A ball of mass
1kgfalling vertically with a velocity2m/sstrikes a wedge of mass2kg. Wedge lies a smooth horizontal surface and the coefficient of resitution between the ball and the wedge is1/2.Find the velocity of the wedge and the ball immediately after collision.
I obtained the correct equation involving the coefficient of restitution. However, for the second equation involving momentum, I obtained an incorrect equation.
Method 1
Momentum along normal to wedge is conserved.

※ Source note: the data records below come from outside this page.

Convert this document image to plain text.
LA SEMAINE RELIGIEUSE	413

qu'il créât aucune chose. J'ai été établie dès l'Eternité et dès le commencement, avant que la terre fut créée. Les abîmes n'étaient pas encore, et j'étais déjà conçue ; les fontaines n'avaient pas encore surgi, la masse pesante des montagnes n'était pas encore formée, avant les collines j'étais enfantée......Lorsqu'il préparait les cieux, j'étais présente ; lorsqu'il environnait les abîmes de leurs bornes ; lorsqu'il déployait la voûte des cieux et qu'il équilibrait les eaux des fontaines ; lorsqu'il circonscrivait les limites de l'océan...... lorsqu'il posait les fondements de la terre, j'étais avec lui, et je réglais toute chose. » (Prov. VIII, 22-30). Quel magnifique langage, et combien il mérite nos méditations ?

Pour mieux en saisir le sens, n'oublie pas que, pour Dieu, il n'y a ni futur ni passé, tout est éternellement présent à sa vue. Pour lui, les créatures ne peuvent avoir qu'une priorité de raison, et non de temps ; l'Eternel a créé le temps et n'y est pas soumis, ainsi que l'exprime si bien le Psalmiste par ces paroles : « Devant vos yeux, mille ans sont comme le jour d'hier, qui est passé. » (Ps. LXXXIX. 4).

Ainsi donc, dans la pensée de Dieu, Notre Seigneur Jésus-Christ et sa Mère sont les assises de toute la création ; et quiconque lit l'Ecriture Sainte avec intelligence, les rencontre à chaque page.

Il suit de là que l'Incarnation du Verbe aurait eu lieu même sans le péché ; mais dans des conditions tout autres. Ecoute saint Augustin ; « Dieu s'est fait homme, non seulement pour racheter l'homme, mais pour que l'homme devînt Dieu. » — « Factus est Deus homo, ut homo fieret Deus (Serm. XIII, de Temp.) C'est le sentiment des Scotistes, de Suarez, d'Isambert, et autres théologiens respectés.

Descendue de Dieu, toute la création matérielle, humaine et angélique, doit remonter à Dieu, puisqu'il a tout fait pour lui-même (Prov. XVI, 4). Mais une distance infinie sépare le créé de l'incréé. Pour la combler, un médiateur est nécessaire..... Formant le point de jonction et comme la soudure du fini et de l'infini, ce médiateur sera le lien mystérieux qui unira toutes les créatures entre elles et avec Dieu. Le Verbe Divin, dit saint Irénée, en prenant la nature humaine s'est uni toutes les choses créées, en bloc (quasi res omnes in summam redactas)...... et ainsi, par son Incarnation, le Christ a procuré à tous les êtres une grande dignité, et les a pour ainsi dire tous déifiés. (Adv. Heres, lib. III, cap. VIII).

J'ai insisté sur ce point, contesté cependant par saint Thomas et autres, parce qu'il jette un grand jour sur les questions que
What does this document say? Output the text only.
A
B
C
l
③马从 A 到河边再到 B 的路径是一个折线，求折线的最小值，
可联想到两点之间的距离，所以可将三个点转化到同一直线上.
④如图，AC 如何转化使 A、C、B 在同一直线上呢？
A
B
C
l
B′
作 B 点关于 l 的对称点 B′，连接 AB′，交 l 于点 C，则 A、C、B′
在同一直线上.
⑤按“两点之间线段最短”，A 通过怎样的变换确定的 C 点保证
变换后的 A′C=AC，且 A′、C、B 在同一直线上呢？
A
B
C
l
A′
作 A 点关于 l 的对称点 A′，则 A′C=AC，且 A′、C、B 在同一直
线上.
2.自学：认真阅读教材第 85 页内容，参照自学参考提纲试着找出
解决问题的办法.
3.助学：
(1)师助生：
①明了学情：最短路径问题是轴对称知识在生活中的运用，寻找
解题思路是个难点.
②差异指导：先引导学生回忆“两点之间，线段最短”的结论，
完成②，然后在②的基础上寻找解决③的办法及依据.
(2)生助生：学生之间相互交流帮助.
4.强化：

Initial momentum = Final momentum
$(-2\cos 30)(1) = (V_y)(1) + (-V_w \sin 30)(2)$
$V_w=V_y+\sqrt{3}$
Method 2
Impulse of ball, which is along normal, = $J = V_y – (-2\cos 30) = V_y + \sqrt{3}$
Impulse of wedge, which is along horizontal $=(V_w-0)(2)=2V_w$
Horizontal component of J which acts to the right = Impulse of wedge which acts to the left
$J \sin 30 =2V_w $
$4V_w= V_y+\sqrt{3}$
Why do the equations from the 2 methods differ? More specifically, why is Method 1 is incorrect and Method 2 is correct. Isn't impulse essentially a change in momentum and since duration of collision is $0$, shouldn't the final and initial momentum should be same?
Best Answer
The ground provides a force that has a non-zero component perpendicular to the direction of the incline. Therefore, momentum is not conserved in the direction perpendicular to the incline.